The crew of the "Lobo" and the hotel staff that served us were invariably helpful and courteous, which, considering the continuous through-put of tourists that they dealt with, often at odd times of day and for short periods of time.  Ralph especially had friends everywhere who could provide, for instance, laundering facilities, cheap reliable taxis and the like. He had built up an impressive collection of trustworthy business contacts and was an accomplished "fixer".
Various photos of the gang, these mostly taken by John, who has a good eye for groups, with the result that I'm in several. There were far too many of us to get everybody showing up in one, so I just hope I've got most, somewhere, even if it's only an eyebrow.
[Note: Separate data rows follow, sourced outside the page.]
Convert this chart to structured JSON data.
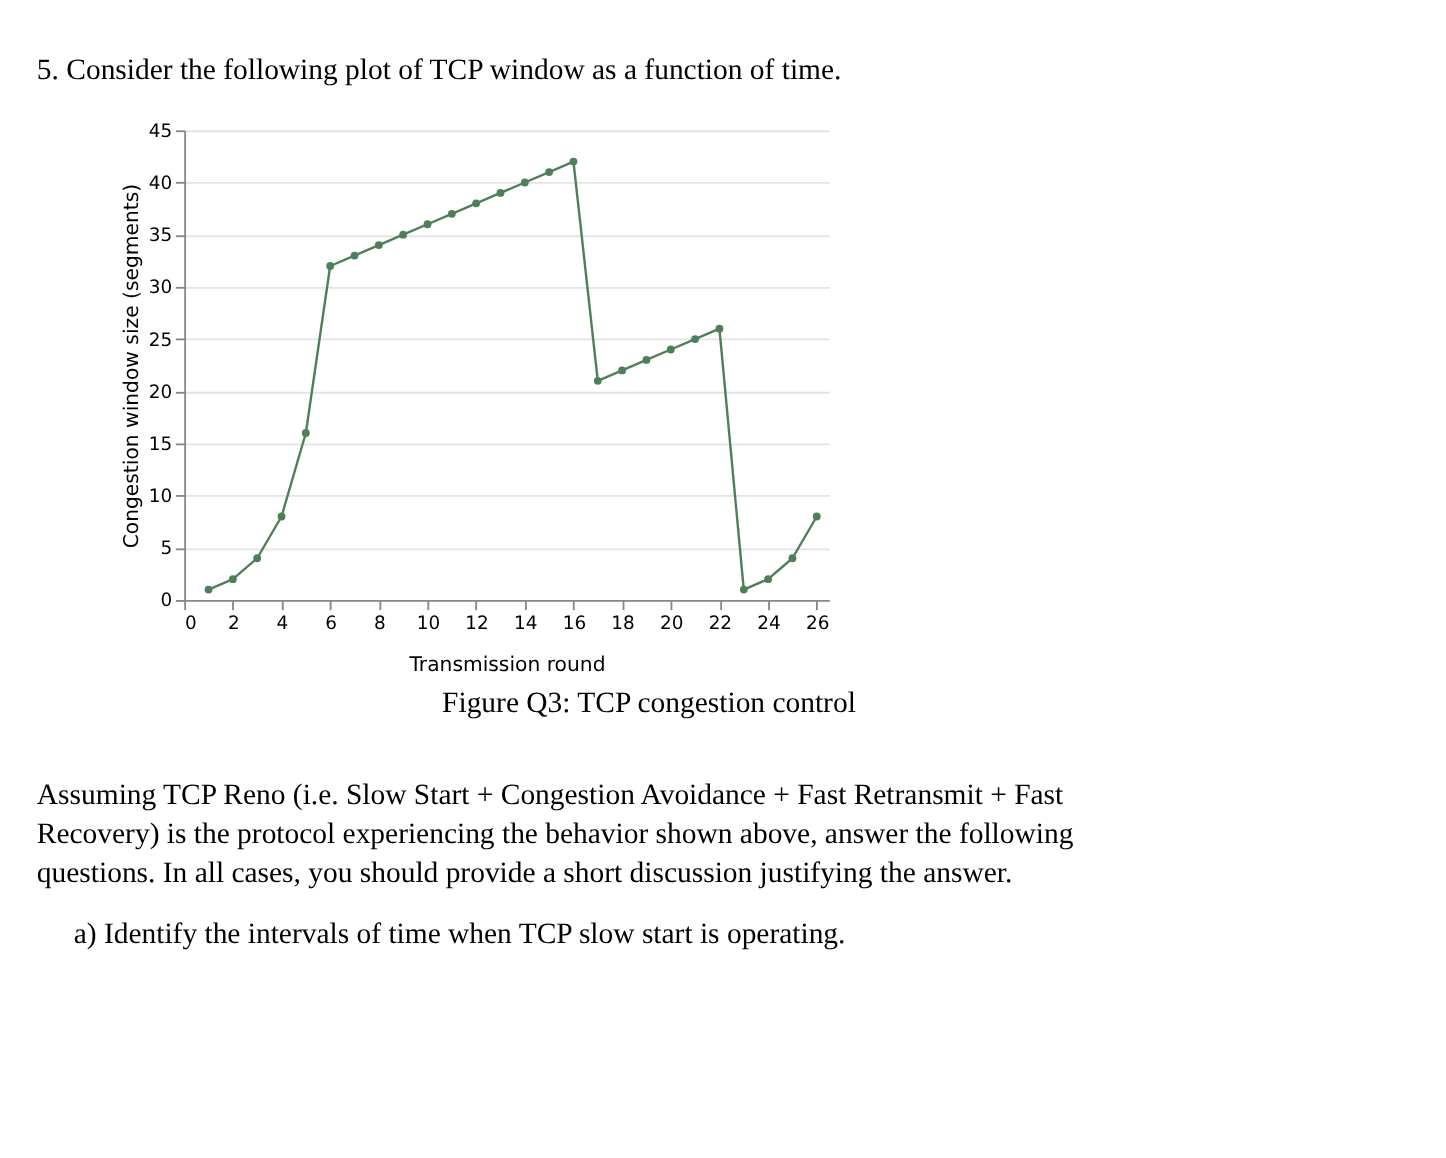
{
  "chart_data": {
    "type": "line",
    "title": "5. Consider the following plot of TCP window as a function of time.",
    "xlabel": "Transmission round",
    "ylabel": "Congestion window size (segments)",
    "x": [
      1,
      2,
      3,
      4,
      5,
      6,
      7,
      8,
      9,
      10,
      11,
      12,
      13,
      14,
      15,
      16,
      17,
      18,
      19,
      20,
      21,
      22,
      23,
      24,
      25,
      26
    ],
    "series": [
      {
        "color": "#4f7f5a",
        "values": [
          1,
          2,
          4,
          8,
          16,
          32,
          33,
          34,
          35,
          36,
          37,
          38,
          39,
          40,
          41,
          42,
          21,
          22,
          23,
          24,
          25,
          26,
          1,
          2,
          4,
          8
        ]
      }
    ],
    "xlim": [
      0,
      26.5
    ],
    "xticks": [
      0,
      2,
      4,
      6,
      8,
      10,
      12,
      14,
      16,
      18,
      20,
      22,
      24,
      26
    ],
    "ylim": [
      0,
      45
    ],
    "yticks": [
      0,
      5,
      10,
      15,
      20,
      25,
      30,
      35,
      40,
      45
    ],
    "grid": "y",
    "marker": "circle",
    "line_style": "solid",
    "annotations": [
      "Figure Q3: TCP congestion control",
      "Assuming TCP Reno (i.e. Slow Start + Congestion Avoidance + Fast Retransmit + Fast Recovery) is the protocol experiencing the behavior shown above, answer the following questions. In all cases, you should provide a short discussion justifying the answer.",
      "a)  Identify the intervals of time when TCP slow start is operating."
    ]
  }
}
We were not by any means similar types, but were all grown up enough to put up with any variations, and also able to split into smaller groups when interests or abilities diverged. My thanks to all of them.
You'll believe a rock can fly. Actually this one isn't flying, it's gliding, but they still can't catch it
As you know the Galapagos are famous for Darwins finches, which have demonstrated the evolutionary developments of adaption and specialisation.  This subset of Mockingbird  concentrates on cruelly pointing out bald spots.
Tourists, sometimes known as (the) Lost Lobos
One from Fausto. Thanks Fausto, Who was that bird I saw you with?